The district court gave greater weight to the testimony of plaintiff’s experts, one of whom is the Missouri state official in charge of the control of communicable diseases within the state. Beyond the obvious expertise possessed by Dr. Donnell, his was the most neutral expert testimony presented at trial. Woodhaven’s expert witness, upon whom the majority would have the district court rely, is a Woodhaven employee who possesses the potential for bias in favor of his employer. It is not for this court to second guess the district court’s decision to believe one expert witness over another where there is support in the record for that decision. Bessemer City, 470 U.S. at 575, 105 S.Ct. at 1512.
The district court made a detailed analysis of the risk posed by plaintiff and carefully considered whether the proposed accommodations are reasonable in terms of the degree of protection they would provide to others, the disruption they may cause to Woodhaven’s programs, and the cost of implementing them. The district court concluded that because the proposed accommodations are reasonable, plaintiff is an “otherwise qualified handicapped individual” within the meaning of § 504 of the Act. I would affirm that portion of the district court’s opinion.

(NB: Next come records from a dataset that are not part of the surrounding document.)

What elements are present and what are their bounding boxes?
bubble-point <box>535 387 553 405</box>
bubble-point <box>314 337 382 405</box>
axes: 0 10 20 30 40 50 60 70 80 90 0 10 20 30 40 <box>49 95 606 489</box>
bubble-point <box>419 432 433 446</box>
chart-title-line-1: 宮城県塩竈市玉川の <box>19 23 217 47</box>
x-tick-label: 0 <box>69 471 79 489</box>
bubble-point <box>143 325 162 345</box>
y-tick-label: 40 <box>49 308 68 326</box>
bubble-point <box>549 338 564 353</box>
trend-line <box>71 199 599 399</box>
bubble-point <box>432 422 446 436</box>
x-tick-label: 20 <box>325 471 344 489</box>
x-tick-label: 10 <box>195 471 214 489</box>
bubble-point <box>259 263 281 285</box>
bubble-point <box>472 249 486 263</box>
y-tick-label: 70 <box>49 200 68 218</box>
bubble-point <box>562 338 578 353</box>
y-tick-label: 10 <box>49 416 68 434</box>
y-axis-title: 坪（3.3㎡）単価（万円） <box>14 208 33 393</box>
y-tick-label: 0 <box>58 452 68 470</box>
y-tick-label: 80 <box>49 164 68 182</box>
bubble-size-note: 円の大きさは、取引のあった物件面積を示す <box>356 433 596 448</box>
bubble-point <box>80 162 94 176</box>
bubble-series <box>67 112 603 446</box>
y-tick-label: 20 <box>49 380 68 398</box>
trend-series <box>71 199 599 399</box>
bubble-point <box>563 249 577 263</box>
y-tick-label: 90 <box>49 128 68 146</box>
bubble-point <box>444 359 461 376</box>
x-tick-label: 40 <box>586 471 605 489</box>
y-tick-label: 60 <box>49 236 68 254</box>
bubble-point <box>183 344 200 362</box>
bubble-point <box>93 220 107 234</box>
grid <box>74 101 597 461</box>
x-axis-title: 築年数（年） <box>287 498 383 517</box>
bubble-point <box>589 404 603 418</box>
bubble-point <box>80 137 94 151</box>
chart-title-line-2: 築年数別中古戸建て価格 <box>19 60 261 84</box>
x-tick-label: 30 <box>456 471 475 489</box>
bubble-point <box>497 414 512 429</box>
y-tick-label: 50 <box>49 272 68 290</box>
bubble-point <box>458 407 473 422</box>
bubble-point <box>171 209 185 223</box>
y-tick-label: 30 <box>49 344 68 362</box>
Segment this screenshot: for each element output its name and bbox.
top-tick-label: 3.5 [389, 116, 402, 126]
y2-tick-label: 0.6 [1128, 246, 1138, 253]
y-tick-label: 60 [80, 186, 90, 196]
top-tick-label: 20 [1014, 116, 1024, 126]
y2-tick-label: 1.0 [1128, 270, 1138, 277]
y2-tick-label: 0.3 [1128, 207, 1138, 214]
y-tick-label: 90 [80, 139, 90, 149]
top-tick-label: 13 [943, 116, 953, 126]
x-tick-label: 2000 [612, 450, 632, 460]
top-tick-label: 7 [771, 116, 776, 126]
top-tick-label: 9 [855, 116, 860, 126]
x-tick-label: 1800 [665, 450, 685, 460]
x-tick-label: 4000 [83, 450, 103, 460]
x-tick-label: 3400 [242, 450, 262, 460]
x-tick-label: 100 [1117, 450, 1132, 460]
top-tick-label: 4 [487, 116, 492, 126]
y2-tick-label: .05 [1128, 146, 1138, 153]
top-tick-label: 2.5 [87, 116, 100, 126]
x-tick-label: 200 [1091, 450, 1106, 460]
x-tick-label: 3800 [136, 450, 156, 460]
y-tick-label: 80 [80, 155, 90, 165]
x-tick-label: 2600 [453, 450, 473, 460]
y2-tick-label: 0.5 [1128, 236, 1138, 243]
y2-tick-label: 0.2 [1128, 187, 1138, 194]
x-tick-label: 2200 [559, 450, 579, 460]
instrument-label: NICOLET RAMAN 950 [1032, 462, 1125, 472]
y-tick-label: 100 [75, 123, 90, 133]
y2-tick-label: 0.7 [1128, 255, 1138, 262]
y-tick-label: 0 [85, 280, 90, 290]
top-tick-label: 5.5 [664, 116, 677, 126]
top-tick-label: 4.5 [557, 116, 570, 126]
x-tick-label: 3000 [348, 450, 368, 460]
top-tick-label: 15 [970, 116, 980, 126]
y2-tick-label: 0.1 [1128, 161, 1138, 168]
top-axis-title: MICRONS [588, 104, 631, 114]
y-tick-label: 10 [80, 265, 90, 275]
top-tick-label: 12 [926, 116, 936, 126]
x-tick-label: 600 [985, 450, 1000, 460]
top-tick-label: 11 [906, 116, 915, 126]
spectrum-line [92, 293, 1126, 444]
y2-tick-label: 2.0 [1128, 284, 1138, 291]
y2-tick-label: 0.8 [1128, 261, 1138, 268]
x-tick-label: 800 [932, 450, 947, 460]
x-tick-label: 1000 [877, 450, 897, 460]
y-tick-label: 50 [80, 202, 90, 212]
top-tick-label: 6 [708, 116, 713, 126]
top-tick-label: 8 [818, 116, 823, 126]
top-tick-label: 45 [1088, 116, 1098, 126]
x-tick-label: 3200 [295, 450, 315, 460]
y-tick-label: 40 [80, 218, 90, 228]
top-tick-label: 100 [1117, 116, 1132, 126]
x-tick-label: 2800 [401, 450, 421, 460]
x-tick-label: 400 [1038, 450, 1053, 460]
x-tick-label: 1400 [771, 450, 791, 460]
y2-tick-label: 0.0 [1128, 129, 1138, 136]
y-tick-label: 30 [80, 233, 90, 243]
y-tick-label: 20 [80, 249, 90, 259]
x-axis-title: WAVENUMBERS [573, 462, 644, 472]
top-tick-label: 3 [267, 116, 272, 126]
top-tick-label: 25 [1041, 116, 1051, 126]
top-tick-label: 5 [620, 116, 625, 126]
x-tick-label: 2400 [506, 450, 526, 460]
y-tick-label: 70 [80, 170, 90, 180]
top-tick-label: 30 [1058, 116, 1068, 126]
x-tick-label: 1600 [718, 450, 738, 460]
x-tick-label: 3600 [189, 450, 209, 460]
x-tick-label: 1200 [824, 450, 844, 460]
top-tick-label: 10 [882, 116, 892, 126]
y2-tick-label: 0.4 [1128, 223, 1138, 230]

On cross-appeal, I would reverse the district court’s decision not to award attorneys’ fees to plaintiff under 29 U.S.C. § 794a(b). One who successfully obtains court-ordered injunctive relief in a civil rights case “should ordinarily recover an attorneys’ fee unless special circumstances would render such an award unjust.” Newman v. Piggie Park Enterprises, 390 U.S. 400, 402, 88 S.Ct. 964, 966, 19 L.Ed.2d 1263 (1968). The cost of compliance with court-ordered injunctive relief is not a “special circumstance” which justifies denial of attorneys’ fees to a prevailing plaintiff. Robinson v. Kimbrough, 652 F.2d 458, 467 (5th Cir.1981). Nor is the financial condition of the defendant. Entertainment Concepts, Inc. v. Maciejewski, 631 F.2d *945497, 507 (7th Cir.1980), cert. denied, 450 U.S. 919, 101 S.Ct. 1366, 67 L.Ed.2d 346 (1981). Accordingly, I would remand this case to the district court with directions to make findings on reasonable attorneys’ fees and costs and to award same to plaintiff.

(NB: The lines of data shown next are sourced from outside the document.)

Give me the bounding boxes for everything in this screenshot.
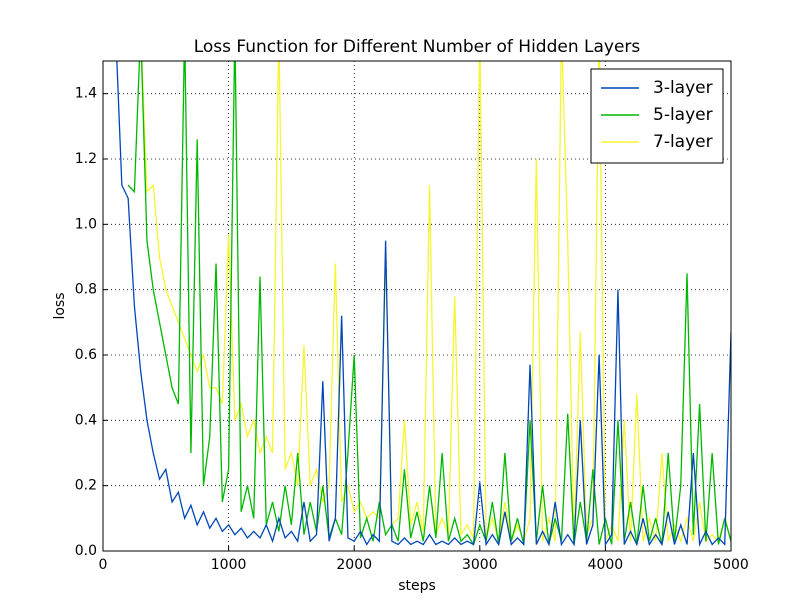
chart-title: Loss Function for Different Number of Hi… <box>194 37 641 57</box>
x-tick-label: 0 <box>99 557 108 573</box>
y-tick-label: 1.0 <box>75 216 97 232</box>
x-axis-label: steps <box>398 578 436 594</box>
series-line <box>127 61 731 546</box>
legend-label: 5-layer <box>653 105 713 125</box>
x-tick-label: 3000 <box>462 557 498 573</box>
plot-lines <box>116 61 731 547</box>
y-tick-label: 1.2 <box>75 151 97 167</box>
legend: 3-layer 5-layer 7-layer <box>590 68 724 164</box>
y-tick-label: 0.4 <box>75 412 97 428</box>
y-tick-label: 0.0 <box>75 543 97 559</box>
legend-box <box>590 68 724 164</box>
y-tick-label: 1.4 <box>75 86 97 102</box>
x-tick-label: 4000 <box>588 557 624 573</box>
series-line <box>116 61 731 547</box>
y-tick-label: 0.2 <box>75 478 97 494</box>
y-tick-label: 0.8 <box>75 282 97 298</box>
y-axis-label: loss <box>52 292 68 319</box>
axes: 0 1000 2000 3000 4000 5000 0.0 0.2 0.4 0.6 0.8 1.0 1… <box>75 86 749 573</box>
x-tick-label: 2000 <box>336 557 372 573</box>
plot-frame <box>102 60 732 552</box>
legend-label: 7-layer <box>653 132 713 152</box>
x-tick-label: 1000 <box>211 557 247 573</box>
legend-label: 3-layer <box>653 78 713 98</box>
x-tick-label: 5000 <box>713 557 749 573</box>
y-tick-label: 0.6 <box>75 347 97 363</box>
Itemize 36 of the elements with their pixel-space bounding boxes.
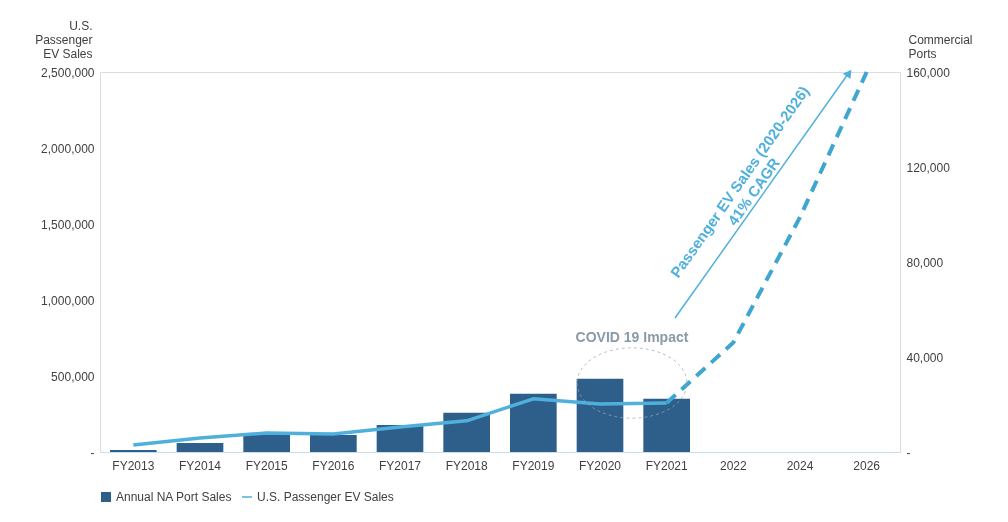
x-tick-label: 2026 xyxy=(853,458,881,473)
bar xyxy=(310,434,357,452)
y-axis-title: U.S. Passenger EV Sales xyxy=(35,18,93,61)
y-tick-label: 1,500,000 xyxy=(41,217,95,232)
x-tick-label: FY2019 xyxy=(512,458,555,473)
bar xyxy=(243,433,290,452)
legend-label: Annual NA Port Sales xyxy=(116,490,232,504)
bar xyxy=(510,393,557,452)
line-series xyxy=(131,397,669,447)
x-tick-label: FY2021 xyxy=(645,458,689,473)
y2-tick-label: - xyxy=(906,445,911,460)
bar xyxy=(176,442,224,452)
annotation: COVID 19 Impact xyxy=(575,329,689,345)
y-tick-label: - xyxy=(90,445,95,460)
x-tick-label: FY2017 xyxy=(378,458,422,473)
bar xyxy=(643,398,690,452)
y-tick-label: 2,000,000 xyxy=(41,141,95,156)
y2-tick-label: 120,000 xyxy=(906,160,951,175)
y2-axis-title: Commercial Ports xyxy=(908,32,973,61)
bar xyxy=(576,378,624,452)
x-tick-label: 2024 xyxy=(786,458,814,473)
y-tick-label: 500,000 xyxy=(51,369,95,384)
legend-label: U.S. Passenger EV Sales xyxy=(257,490,394,504)
y2-tick-label: 40,000 xyxy=(906,350,944,365)
y-tick-label: 2,500,000 xyxy=(41,65,95,80)
x-tick-label: FY2016 xyxy=(312,458,355,473)
x-tick-label: FY2013 xyxy=(112,458,155,473)
bar xyxy=(443,412,490,452)
x-tick-label: 2022 xyxy=(719,458,747,473)
x-tick-label: FY2020 xyxy=(578,458,622,473)
y2-tick-label: 160,000 xyxy=(906,65,951,80)
x-tick-label: FY2018 xyxy=(445,458,489,473)
x-tick-label: FY2015 xyxy=(245,458,289,473)
x-tick-label: FY2014 xyxy=(178,458,222,473)
y-tick-label: 1,000,000 xyxy=(41,293,95,308)
y2-tick-label: 80,000 xyxy=(906,255,944,270)
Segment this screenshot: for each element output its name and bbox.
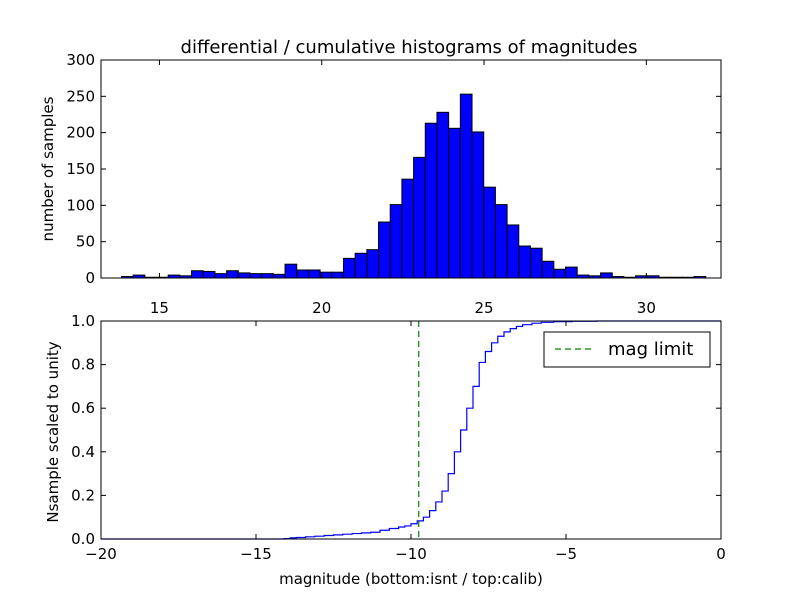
legend: mag limit bbox=[543, 331, 711, 368]
y-tick-label: 0.4 bbox=[71, 443, 95, 461]
y-tick-label: 1.0 bbox=[71, 312, 95, 330]
x-tick-label: 25 bbox=[474, 299, 493, 317]
x-tick-label: 15 bbox=[150, 299, 169, 317]
legend-box bbox=[543, 331, 711, 368]
x-tick-label: −15 bbox=[240, 545, 272, 563]
histogram-bar bbox=[471, 131, 485, 279]
histogram-bar bbox=[565, 266, 578, 279]
histogram-bar bbox=[237, 272, 251, 279]
y-tick-label: 0.8 bbox=[71, 356, 95, 374]
y-tick-label: 300 bbox=[66, 51, 95, 69]
cumulative-lines bbox=[101, 320, 721, 540]
y-tick-label: 100 bbox=[66, 196, 95, 214]
histogram-bar bbox=[424, 122, 438, 279]
chart-title: differential / cumulative histograms of … bbox=[181, 37, 638, 58]
top-plot-frame bbox=[100, 59, 722, 279]
histogram-bar bbox=[366, 249, 380, 279]
histogram-bar bbox=[226, 270, 239, 279]
histogram-bar bbox=[261, 273, 274, 279]
histogram-bar bbox=[413, 156, 426, 279]
y-tick-label: 0 bbox=[85, 269, 95, 287]
histogram-bar bbox=[518, 245, 531, 279]
bottom-y-axis-label: Nsample scaled to unity bbox=[44, 341, 62, 522]
histogram-bar bbox=[284, 263, 298, 279]
histogram-bar bbox=[296, 269, 309, 279]
histogram-bar bbox=[600, 272, 613, 279]
y-tick-label: 200 bbox=[66, 124, 95, 142]
histogram-bar bbox=[272, 273, 286, 279]
y-tick-label: 0.0 bbox=[71, 530, 95, 548]
cumulative-step-line bbox=[101, 320, 721, 540]
histogram-bar bbox=[541, 260, 555, 279]
y-tick-label: 0.6 bbox=[71, 399, 95, 417]
histogram-bar bbox=[494, 204, 508, 279]
x-tick-label: 20 bbox=[312, 299, 331, 317]
histogram-bar bbox=[459, 93, 473, 279]
x-tick-label: 30 bbox=[637, 299, 656, 317]
histogram-bar bbox=[553, 268, 567, 279]
y-tick-label: 250 bbox=[66, 87, 95, 105]
histogram-bar bbox=[436, 111, 450, 279]
bottom-y-ticks: 0.0 0.2 0.4 0.6 0.8 1.0 bbox=[71, 312, 721, 548]
top-y-axis-label: number of samples bbox=[39, 96, 57, 241]
bottom-cumulative-panel: 0.0 0.2 0.4 0.6 0.8 1.0 −20 −15 −10 −5 0 mag limi… bbox=[44, 312, 726, 588]
histogram-bar bbox=[448, 127, 461, 279]
histogram-bar bbox=[342, 257, 356, 279]
histogram-bar bbox=[401, 178, 415, 279]
x-tick-label: −10 bbox=[395, 545, 427, 563]
x-tick-label: −20 bbox=[85, 545, 117, 563]
x-tick-label: −5 bbox=[555, 545, 577, 563]
legend-label-mag-limit: mag limit bbox=[608, 339, 693, 360]
bottom-x-ticks: −20 −15 −10 −5 0 bbox=[85, 321, 726, 563]
histogram-bar bbox=[307, 269, 321, 279]
histogram-bar bbox=[378, 221, 391, 279]
histogram-bar bbox=[354, 252, 368, 279]
histogram-bar bbox=[331, 271, 344, 279]
histogram-bar bbox=[191, 270, 204, 279]
bottom-plot-frame bbox=[100, 320, 722, 540]
histogram-bar bbox=[389, 204, 403, 279]
histogram-bar bbox=[202, 270, 216, 279]
histogram-bar bbox=[249, 273, 263, 279]
y-tick-label: 150 bbox=[66, 160, 95, 178]
x-tick-label: 0 bbox=[716, 545, 726, 563]
histogram-bar bbox=[506, 224, 520, 279]
histogram-bar bbox=[214, 273, 228, 279]
histogram-bar bbox=[483, 186, 496, 279]
y-tick-label: 0.2 bbox=[71, 486, 95, 504]
y-tick-label: 50 bbox=[76, 233, 95, 251]
top-y-ticks: 0 50 100 150 200 250 300 bbox=[66, 51, 721, 287]
top-histogram-panel: differential / cumulative histograms of … bbox=[39, 37, 722, 317]
bottom-x-axis-label: magnitude (bottom:isnt / top:calib) bbox=[279, 570, 543, 588]
histogram-bar bbox=[529, 247, 543, 279]
top-x-ticks: 15 20 25 30 bbox=[150, 60, 656, 317]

. The majority concludes that "protecting three out of four unimmunized staff members is not equivalent to ‘eliminating any significant risk.’ ” Majority op. at 941. This may be a misinterpretation of the statistics on the reliability of the post-exposure treatment. The chance of infection upon exposure is ten to fifteen percent, and the post-exposure treatment is seventy-five percent effective against infection. The seventy-five percent figure should be applied only to those ten to fifteen percent who might become infected without any protection. Under this analysis, only 2.5 percent of the unimmunized staff members who were exposed to the virus and who received the post-exposure immune globulin within 48 hours of exposure would become infected. An even smaller percent would develop a serious form of the disease. Therefore, the district court was correct in holding that the "barrier of protection" proposed by plaintiff and his experts would eliminate any significant risk of transmission of the virus to unimmunized staff members. Kohl, 672 F.Supp. at 1243.
. In assessing the cost to Woodhaven of implementing the proposed accommodations, the majority relies in part on evidence not properly before this court. See majority opinion at 938 n. 6.
. Inoculation of all Woodhaven clients is at least near completion. Kohl, 672 F.Supp. at 1243-44.